No nos olvidéis
Una vez contada la tragedia de Valencia, es igual de necesario estar atentos a las dilaciones y vicios de la reconstrucción
Se lo dijeron ayer al Rey y nos lo dijeron también a los periodistas que hemos estado estos días allí con ellos: “No nos olvidéis”. Ni al jefe del Estado ni a nosotros, simples gacetilleros, redactores, fotógrafos, gente que va y viene de una desgracia a otra —¿o no es una desgracia volver a Madrid para contemplar cómo nuestros políticos se pelean por puras pendejadas mientras en Valencia siguen viviendo sobre una alfombra de barro?—, nos han pedido otra cosa que esa, que los sigamos teniendo presentes en nuestros pensamientos, que volvamos de vez en cuando para ver qué les hace falta, qué se les prometió y no llega; que, en suma, hagamos de intermediarios ante quienes sí tienen poder para cambiar las cosas, tal vez con la esperanza vana del ateo que le pide al cura de su parroquia que rece por su madre enferma: “A ver si a usted, que tiene mano, el de arriba le hace caso”.
El Rey, que reina pero no gobierna, se comprometió a aceptar el encargo, a volver de vez cuando, a hacer de portavoz. ¿Y nosotros? ¿Qué haremos nosotros? Durante estos días, EL PAÍS ha enviado a Valencia a más de 20 periodistas, entre redactores y fotógrafos, para cubrir la información del desastre junto a los compañeros de nuestra delegación allí. Todos hemos tenido la misma sensación que los voluntarios, bomberos, policías, guardias civiles o militares que han estado sobre el terreno: nunca habíamos visto nada igual —si acaso Haití tras el terremoto, pero aquel era un país ya destruido y Valencia es una ciudad moderna y boyante—. También hemos tenido claro que nada de lo que hayamos escrito, grabado, fotografiado o contado a nuestros amigos se parece al desastre que hemos presenciado en directo, a la destrucción absoluta de pueblos enteros. “Quizás”, comentaba ayer mi compañero Antonio Jiménez Barca, “si en vez de riada o inundación hubiésemos utilizado la palabra tsunami, habríamos transmitido mejor lo que era aquello”.

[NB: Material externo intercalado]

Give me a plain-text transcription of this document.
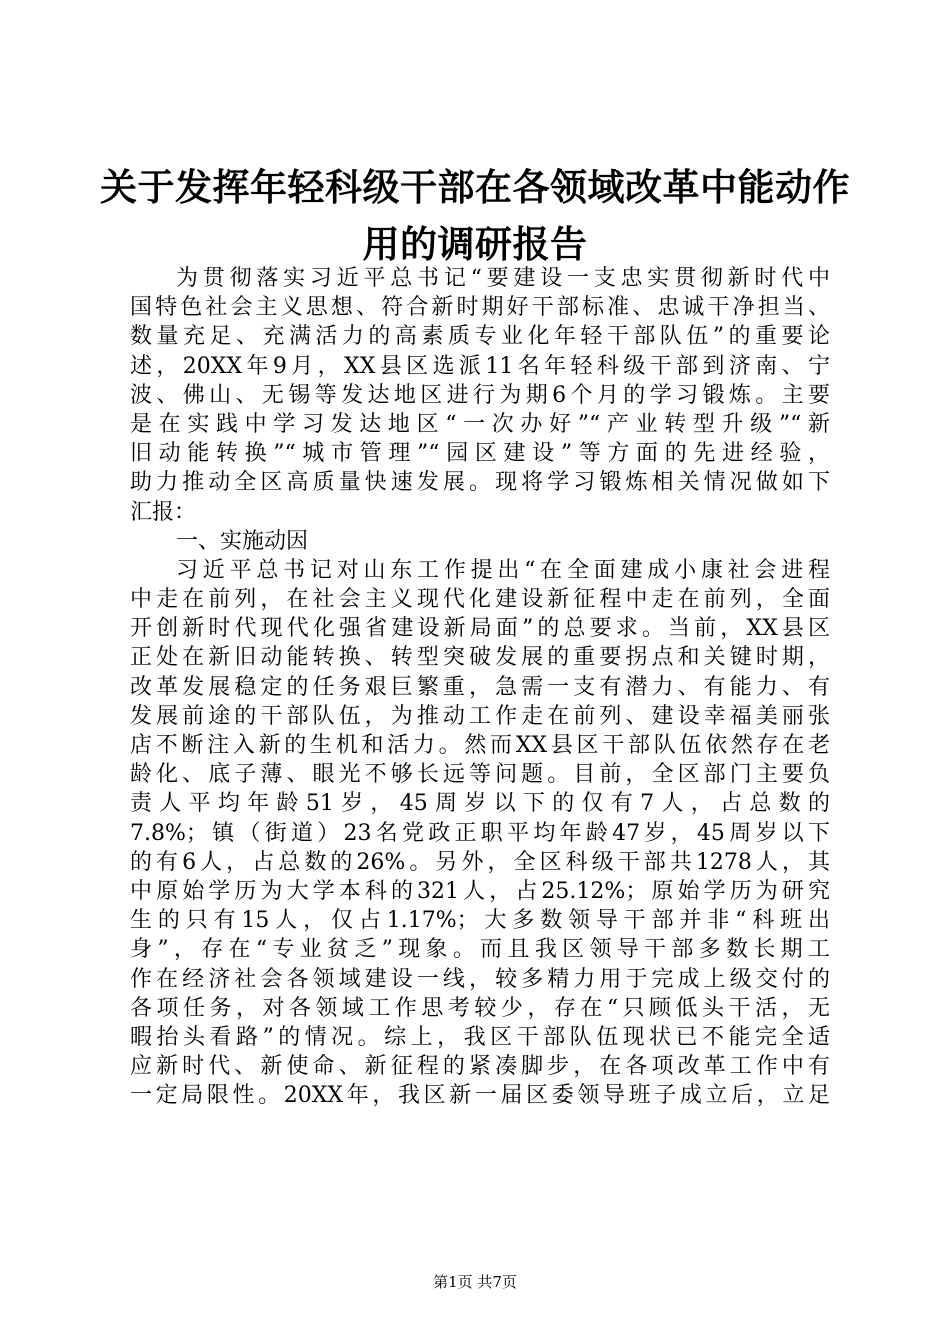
关于发挥年轻科级干部在各领域改革中能动作
用的调研报告
为贯彻落实习近平总书记“要建设一支忠实贯彻新时代中
国特色社会主义思想、符合新时期好干部标准、忠诚干净担当、
数量充足、充满活力的高素质专业化年轻干部队伍”的重要论
述，20XX年9月，XX县区选派11名年轻科级干部到济南、宁
波、佛山、无锡等发达地区进行为期6个月的学习锻炼。主要
是在实践中学习发达地区“一次办好”“产业转型升级”“新
旧动能转换”“城市管理”“园区建设”等方面的先进经验，
助力推动全区高质量快速发展。现将学习锻炼相关情况做如下
汇报：
一、实施动因
习近平总书记对山东工作提出“在全面建成小康社会进程
中走在前列，在社会主义现代化建设新征程中走在前列，全面
开创新时代现代化强省建设新局面”的总要求。当前，XX县区
正处在新旧动能转换、转型突破发展的重要拐点和关键时期，
改革发展稳定的任务艰巨繁重，急需一支有潜力、有能力、有
发展前途的干部队伍，为推动工作走在前列、建设幸福美丽张
店不断注入新的生机和活力。然而XX县区干部队伍依然存在老
龄化、底子薄、眼光不够长远等问题。目前，全区部门主要负
责人平均年龄51岁，45周岁以下的仅有7人，占总数的
7.8%；镇（街道）23名党政正职平均年龄47岁，45周岁以下
的有6人，占总数的26%。另外，全区科级干部共1278人，其
中原始学历为大学本科的321人，占25.12%；原始学历为研究
生的只有15人，仅占1.17%；大多数领导干部并非“科班出
身”，存在“专业贫乏”现象。而且我区领导干部多数长期工
作在经济社会各领域建设一线，较多精力用于完成上级交付的
各项任务，对各领域工作思考较少，存在“只顾低头干活，无
暇抬头看路”的情况。综上，我区干部队伍现状已不能完全适
应新时代、新使命、新征程的紧凑脚步，在各项改革工作中有
一定局限性。20XX年，我区新一届区委领导班子成立后，立足
第1页 共7页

Estoy de acuerdo. Y por eso es necesario que no solo el jefe del Estado se aplique el cuento —más le vale, porque tampoco la monarquía se libra de la desafección general, aunque el CIS prefiera, por si acaso, no preguntar—, sino que también nosotros, los medios que aspiramos a ser serios, mantengamos nuestra atención en Valencia. Contar la reconstrucción de los pueblos afectados será menos espectacular, pero igual o más necesario. No hay más que fijarse en otras catástrofes recientes o lejanas para constatar que la falta de diligencia en la reconstrucción, y no digamos el aprovechamiento ilícito de las grandes inversiones, forman ya parte de las tradiciones españolas. Hace unos días, le pregunté a Vicente Martínez Mus, un veterano senador del PP que ahora es consejero de Medio Ambiente, Infraestructura y Territorio, si había puesto en marcha algún mecanismo para evitar la corrupción ante la avalancha de fondos que va a llegar, la respuesta inmediata fue: “Pues mire, se lo digo como lo siento. La verdad es que no me ha preocupado nada de eso”. Ayer mismo empezaron a correr por las redes sospechas sobre las primeras contrataciones.

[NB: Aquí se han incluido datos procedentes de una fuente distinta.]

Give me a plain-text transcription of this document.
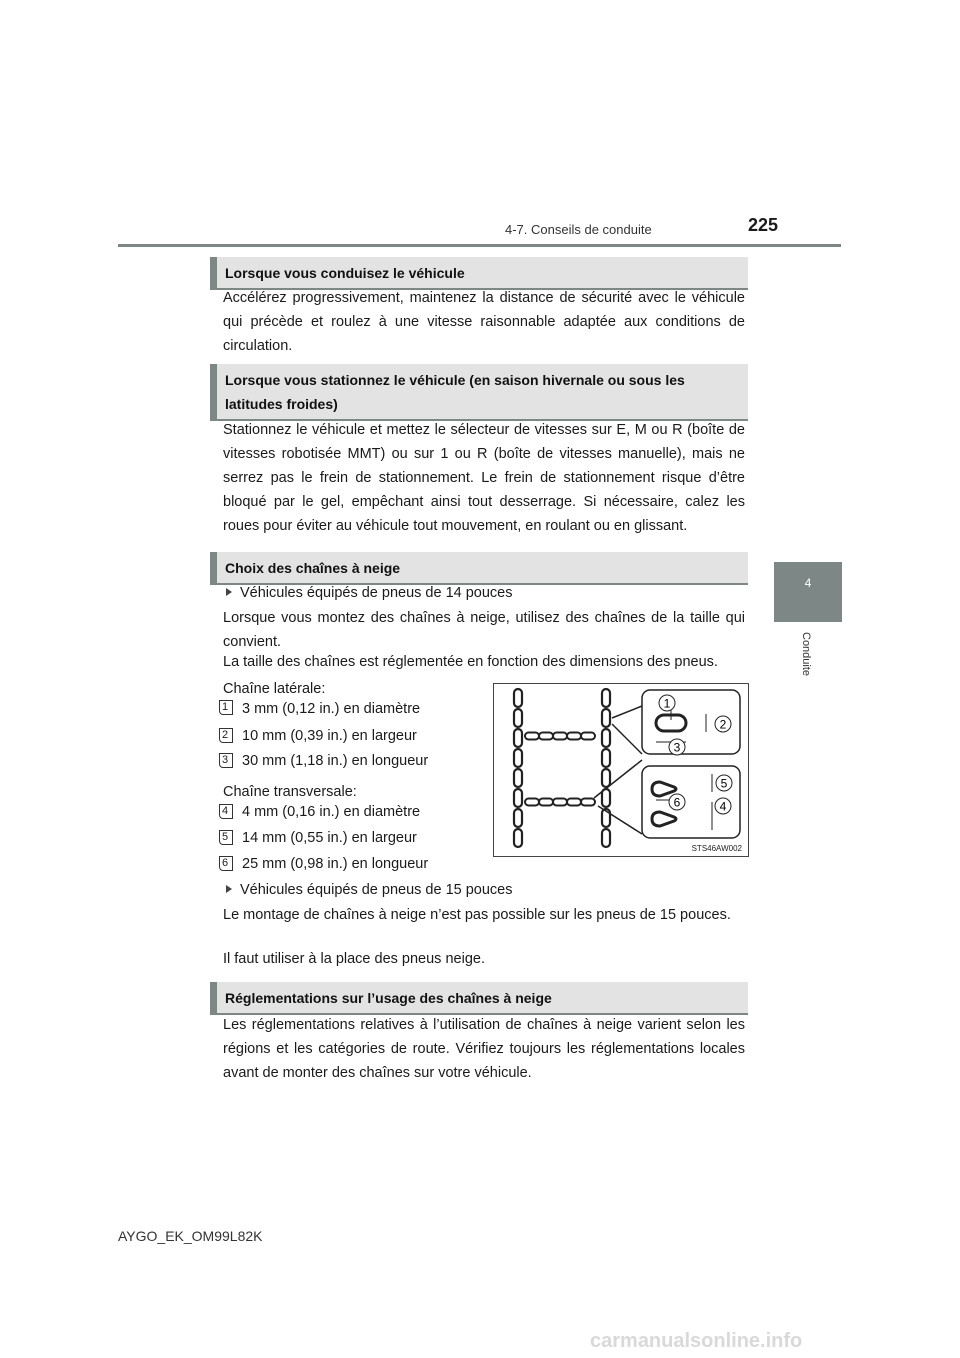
4-7. Conseils de conduite	225
4
Conduite
Lorsque vous conduisez le véhicule
Accélérez progressivement, maintenez la distance de sécurité avec le véhicule qui précède et roulez à une vitesse raisonnable adaptée aux conditions de circulation.
Lorsque vous stationnez le véhicule (en saison hivernale ou sous les latitudes froides)
Stationnez le véhicule et mettez le sélecteur de vitesses sur E, M ou R (boîte de vitesses robotisée MMT) ou sur 1 ou R (boîte de vitesses manuelle), mais ne serrez pas le frein de stationnement. Le frein de stationnement risque d’être bloqué par le gel, empêchant ainsi tout desserrage. Si nécessaire, calez les roues pour éviter au véhicule tout mouvement, en roulant ou en glissant.
Choix des chaînes à neige
Véhicules équipés de pneus de 14 pouces
Lorsque vous montez des chaînes à neige, utilisez des chaînes de la taille qui convient.
La taille des chaînes est réglementée en fonction des dimensions des pneus.
Chaîne latérale:
1 3 mm (0,12 in.) en diamètre
2 10 mm (0,39 in.) en largeur
3 30 mm (1,18 in.) en longueur
Chaîne transversale:
4 4 mm (0,16 in.) en diamètre
5 14 mm (0,55 in.) en largeur
6 25 mm (0,98 in.) en longueur
1
2
3
5
6	4
STS46AW002
Véhicules équipés de pneus de 15 pouces
Le montage de chaînes à neige n’est pas possible sur les pneus de 15 pouces.
Il faut utiliser à la place des pneus neige.
Réglementations sur l’usage des chaînes à neige
Les réglementations relatives à l’utilisation de chaînes à neige varient selon les régions et les catégories de route. Vérifiez toujours les réglementations locales avant de monter des chaînes sur votre véhicule.
AYGO_EK_OM99L82K
carmanualsonline.info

No estaría de más, por tanto, que esa fuerza de choque inmediata, entusiasta, eficaz y joven que supusieron los voluntarios armados de palas y escobones se transformara, ya de regreso a sus trabajos o sus estudios, en observatorio atento del ritmo de las obras, de la transparencia de las adjudicaciones, del cumplimiento de las promesas. Herramientas hay, mano de obra también. Ahora solo hace falta lo más difícil y lo más urgente. Verdad, cercanía y tiempo. Memoria, constancia y periodismo.